India’s UPI initially attracted Indonesia’s interest but Jakarta’s interest is now in much more than that
The architecture of that platform. Indeed, officials are now looking to integrate identity verification, document storage and payments into a unified system or the India Stack and not just a separate achievement.
That architecture works because the pieces are in concert. Aadhaar is a key to identity for more than 1.4 billion people, DigiLocker makes secure digital documents and UPI sends money between the two.
It’s that interlocking design and not just the specific tool that Indonesian policymakers consider to be the real lesson to learn.
Indonesia has already started to make some progress
At a Digital Identity Forum in Jakarta in December 2025, an official from the National Economic Council said digital transformation is not about moving old services online but about rethinking government work.
That view is being tested in the welfare pilot in Banyuwangi, East Java, where biometric tests with existing population data are used to get people cash and food assistance.
And the motivation is financial and technical, not just technical. Indonesia allocates more than IDR 500 trillion a year to social protection programs but much of that goes to the wrong recipients, and that is a challenge with nearly 300 million people.

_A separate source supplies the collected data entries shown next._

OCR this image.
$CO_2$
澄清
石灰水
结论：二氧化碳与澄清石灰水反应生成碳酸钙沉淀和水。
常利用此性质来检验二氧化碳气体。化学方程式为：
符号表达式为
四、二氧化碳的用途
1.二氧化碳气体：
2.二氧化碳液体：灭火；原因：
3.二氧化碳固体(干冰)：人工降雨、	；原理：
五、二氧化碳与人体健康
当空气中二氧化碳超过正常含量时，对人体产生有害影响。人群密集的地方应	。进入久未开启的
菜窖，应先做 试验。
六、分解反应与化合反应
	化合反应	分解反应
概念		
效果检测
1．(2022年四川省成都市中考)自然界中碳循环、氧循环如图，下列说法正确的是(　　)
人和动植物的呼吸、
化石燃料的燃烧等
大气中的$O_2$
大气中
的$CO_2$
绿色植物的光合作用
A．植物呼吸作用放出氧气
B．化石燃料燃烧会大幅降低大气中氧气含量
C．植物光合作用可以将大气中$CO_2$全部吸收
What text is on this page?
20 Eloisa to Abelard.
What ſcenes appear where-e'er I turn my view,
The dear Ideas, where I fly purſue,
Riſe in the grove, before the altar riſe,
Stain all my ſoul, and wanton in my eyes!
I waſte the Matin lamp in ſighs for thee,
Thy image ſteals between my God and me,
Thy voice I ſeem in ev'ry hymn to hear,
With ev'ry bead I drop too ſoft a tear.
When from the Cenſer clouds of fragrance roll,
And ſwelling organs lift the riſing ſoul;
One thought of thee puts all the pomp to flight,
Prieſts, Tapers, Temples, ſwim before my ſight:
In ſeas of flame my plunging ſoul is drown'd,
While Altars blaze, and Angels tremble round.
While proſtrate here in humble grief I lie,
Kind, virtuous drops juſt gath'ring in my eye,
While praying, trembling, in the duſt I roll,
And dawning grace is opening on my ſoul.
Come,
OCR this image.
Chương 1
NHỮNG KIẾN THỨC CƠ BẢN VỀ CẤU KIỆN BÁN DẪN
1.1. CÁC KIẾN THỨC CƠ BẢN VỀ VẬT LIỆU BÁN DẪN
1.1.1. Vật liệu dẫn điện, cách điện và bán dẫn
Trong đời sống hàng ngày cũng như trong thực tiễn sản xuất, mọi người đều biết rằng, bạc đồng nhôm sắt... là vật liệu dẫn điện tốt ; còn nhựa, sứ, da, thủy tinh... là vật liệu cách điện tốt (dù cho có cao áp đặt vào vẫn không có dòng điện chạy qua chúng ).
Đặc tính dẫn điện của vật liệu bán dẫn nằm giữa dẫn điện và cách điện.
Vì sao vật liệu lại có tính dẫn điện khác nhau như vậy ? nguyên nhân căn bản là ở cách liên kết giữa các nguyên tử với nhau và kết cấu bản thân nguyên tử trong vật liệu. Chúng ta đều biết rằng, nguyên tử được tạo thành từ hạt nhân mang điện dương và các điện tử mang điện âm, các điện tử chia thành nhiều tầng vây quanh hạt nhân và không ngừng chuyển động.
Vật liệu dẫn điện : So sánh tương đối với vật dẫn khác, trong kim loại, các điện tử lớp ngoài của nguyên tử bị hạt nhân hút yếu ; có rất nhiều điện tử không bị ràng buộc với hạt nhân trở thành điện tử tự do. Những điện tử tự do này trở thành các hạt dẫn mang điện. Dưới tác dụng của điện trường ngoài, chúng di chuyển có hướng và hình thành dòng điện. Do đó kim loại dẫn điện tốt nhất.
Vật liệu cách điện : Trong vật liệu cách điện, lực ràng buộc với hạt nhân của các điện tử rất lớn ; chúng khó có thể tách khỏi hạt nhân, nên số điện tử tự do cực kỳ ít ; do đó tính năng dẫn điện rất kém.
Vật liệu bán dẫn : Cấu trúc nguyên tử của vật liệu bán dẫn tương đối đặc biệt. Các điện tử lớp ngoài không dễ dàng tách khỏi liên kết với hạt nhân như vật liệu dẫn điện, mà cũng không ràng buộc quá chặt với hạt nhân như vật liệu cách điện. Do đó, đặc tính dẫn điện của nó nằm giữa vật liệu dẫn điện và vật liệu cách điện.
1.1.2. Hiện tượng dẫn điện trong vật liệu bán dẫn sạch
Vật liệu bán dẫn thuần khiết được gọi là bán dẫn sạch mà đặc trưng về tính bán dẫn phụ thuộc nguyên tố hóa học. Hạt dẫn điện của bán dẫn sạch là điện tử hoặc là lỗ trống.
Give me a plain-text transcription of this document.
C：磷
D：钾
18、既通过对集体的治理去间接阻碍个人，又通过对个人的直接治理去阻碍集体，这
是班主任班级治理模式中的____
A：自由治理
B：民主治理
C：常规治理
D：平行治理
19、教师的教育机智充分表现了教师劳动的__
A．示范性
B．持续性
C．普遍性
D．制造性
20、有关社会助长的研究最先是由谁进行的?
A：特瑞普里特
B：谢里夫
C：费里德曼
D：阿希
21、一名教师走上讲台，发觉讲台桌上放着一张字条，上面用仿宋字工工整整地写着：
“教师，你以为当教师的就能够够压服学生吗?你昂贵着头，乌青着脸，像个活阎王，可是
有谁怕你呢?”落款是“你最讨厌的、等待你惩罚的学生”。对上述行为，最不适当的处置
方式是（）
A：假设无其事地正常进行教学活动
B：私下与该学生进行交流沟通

If the pilot works, governments will expand it to at least 32 cities in 2026 and take it to the whole country. Indeed, talks between the two governments’ finance ministries had already begun to talk about UPI-like rails to settle bilateral trade and financial inclusion.
And now that payment conversation seems to have opened the door to a much bigger conversation.
India’s entire DPI export agenda is built on four pillars
UIDAI/India Stack, the open-source MOSIP platform, RuPay and Diksha, and UPI itself is still the world’s fifth largest payment network in terms of volume. Some don’t believe that this model can be reproduced.
Economist Anupam Manur of the Takshashila Institution has wondered how easily “public good” justifications can be extended from UPI to other state-backed digital platforms.
As UPI was 10 years old and handled 16.6 billion transactions in a month, researchers found that the system also generated a growing body of behavioral data and privacy protection in India that hasn’t been updated.
Digital ID and DPI in countries like Brazil, Nigeria and South Africa are governance tools as well as tech tools in their own right because they are the gatekeepers of who can enter the digital economy.
For Indonesia this playbook could mean more targeted welfare, financial inclusion and even homegrown interoperable systems for its economy not reliance on infrastructure built elsewhere.